An mipdeval_results object, which is a named list with the following elements:

results: A tibble with one row per (iterative) prediction, holding the identifiers (id, _iteration, _grouper, t), the observation (dv), population predictions and residuals (pred, res, wres, cwres), individual predictions and residuals (iter_ipred, map_ipred, ires, iwres), the objective function value (ofv), the weighted sum-of-squares (ss_w), an apriori flag, one column per model parameter, and two families of eta (random-effect) columns: the iterative eta<nn> and the full-data map_eta<nn> estimates (see Details).
mod_obj: The parsed model object (see parse_model()): a named list of model information, including model, parameters, omega, ruv, fixed, bins, and kappa.
data: The input data after reading and validation (see read_input_data() and check_input_data()), as a data frame of the NONMEM-style records used in the analysis.
sim: Simulated data used for the visual predictive check (VPC) and NPDE, or NULL when simulations are skipped (vpc_options(skip = TRUE)).
stats_summ: A tibble summarising forecasting performance statistics (see calculate_stats()).
shrinkage: A tibble of eta-shrinkage per iteration (see calculate_shrinkage()).
bayesian_impact: A tibble of Bayesian-impact values based on RMSE and MAPE (see calculate_bayesian_impact()).
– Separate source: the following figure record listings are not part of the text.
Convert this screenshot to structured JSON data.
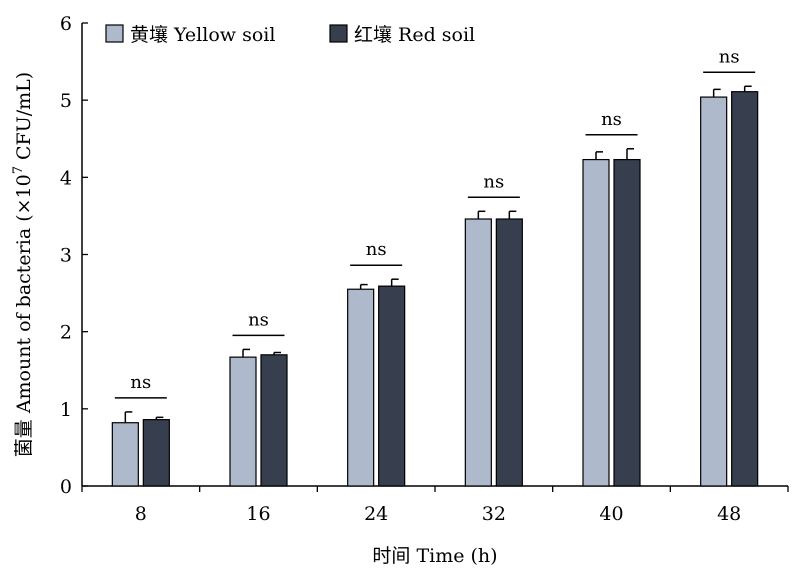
{
  "chart_data": {
    "type": "bar",
    "title": "",
    "xlabel": "时间 Time (h)",
    "ylabel": "菌量 Amount of bacteria (×10",
    "ylabel_superscript": "7",
    "ylabel_unit": " CFU/mL)",
    "categories": [
      "8",
      "16",
      "24",
      "32",
      "40",
      "48"
    ],
    "ylim": [
      0,
      6
    ],
    "yticks": [
      "0",
      "1",
      "2",
      "3",
      "4",
      "5",
      "6"
    ],
    "grid": false,
    "legend_position": "top-left",
    "series": [
      {
        "name": "黄壤 Yellow soil",
        "color": "#aeb9cc",
        "values": [
          0.82,
          1.67,
          2.55,
          3.46,
          4.23,
          5.04
        ],
        "errors": [
          0.14,
          0.1,
          0.06,
          0.1,
          0.1,
          0.1
        ]
      },
      {
        "name": "红壤 Red soil",
        "color": "#373f4f",
        "values": [
          0.86,
          1.7,
          2.59,
          3.46,
          4.23,
          5.11
        ],
        "errors": [
          0.03,
          0.03,
          0.09,
          0.1,
          0.14,
          0.07
        ]
      }
    ],
    "annotations": [
      "ns",
      "ns",
      "ns",
      "ns",
      "ns",
      "ns"
    ]
  }
}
stats_summ, shrinkage, and bayesian_impact are NULL when no predictions are produced (e.g. vpc_options(vpc_only = TRUE)).

Details

run_eval() evaluates predictive performance the way a model would be used for model-informed precision dosing (MIPD): for each subject it walks through the observations in time order and, at each step, refits the individual using only the data available up to that point to predict the next observation(s). This produces an a priori (population) prediction followed by progressively more informed a posteriori (forecasting) predictions, mirroring the iterative flow of PsN's proseval tool.

Because of this design the results tibble reports quantities at three levels of individualization, which are easy to confuse. The predictions:

pred: the population prediction (typical individual, using no individual-level data)—the a priori prediction.
iter_ipred: the iterative ("forecasting") individual prediction, using only the data available up to that point—the a posteriori prediction. On the a priori rows it falls back to pred.
map_ipred: the full-data MAP individual prediction, from a single retrospective fit on all of a subject's data at once.

The random-effect (eta) estimates follow the same structure:

The eta<nn> columns are the iterative ("forecasting") empirical Bayes estimates that pair with iter_ipred; they evolve down the rows and are 0 on the a priori (population) rows.
The map_eta<nn> columns are the full-data MAP empirical Bayes estimates that pair with map_ipred. They are constant per subject and appear on every row, including the a priori row. These are the equivalent of the etas reported in a NONMEM output table, and are what you want for an empirical eta-distribution plot (one value per subject).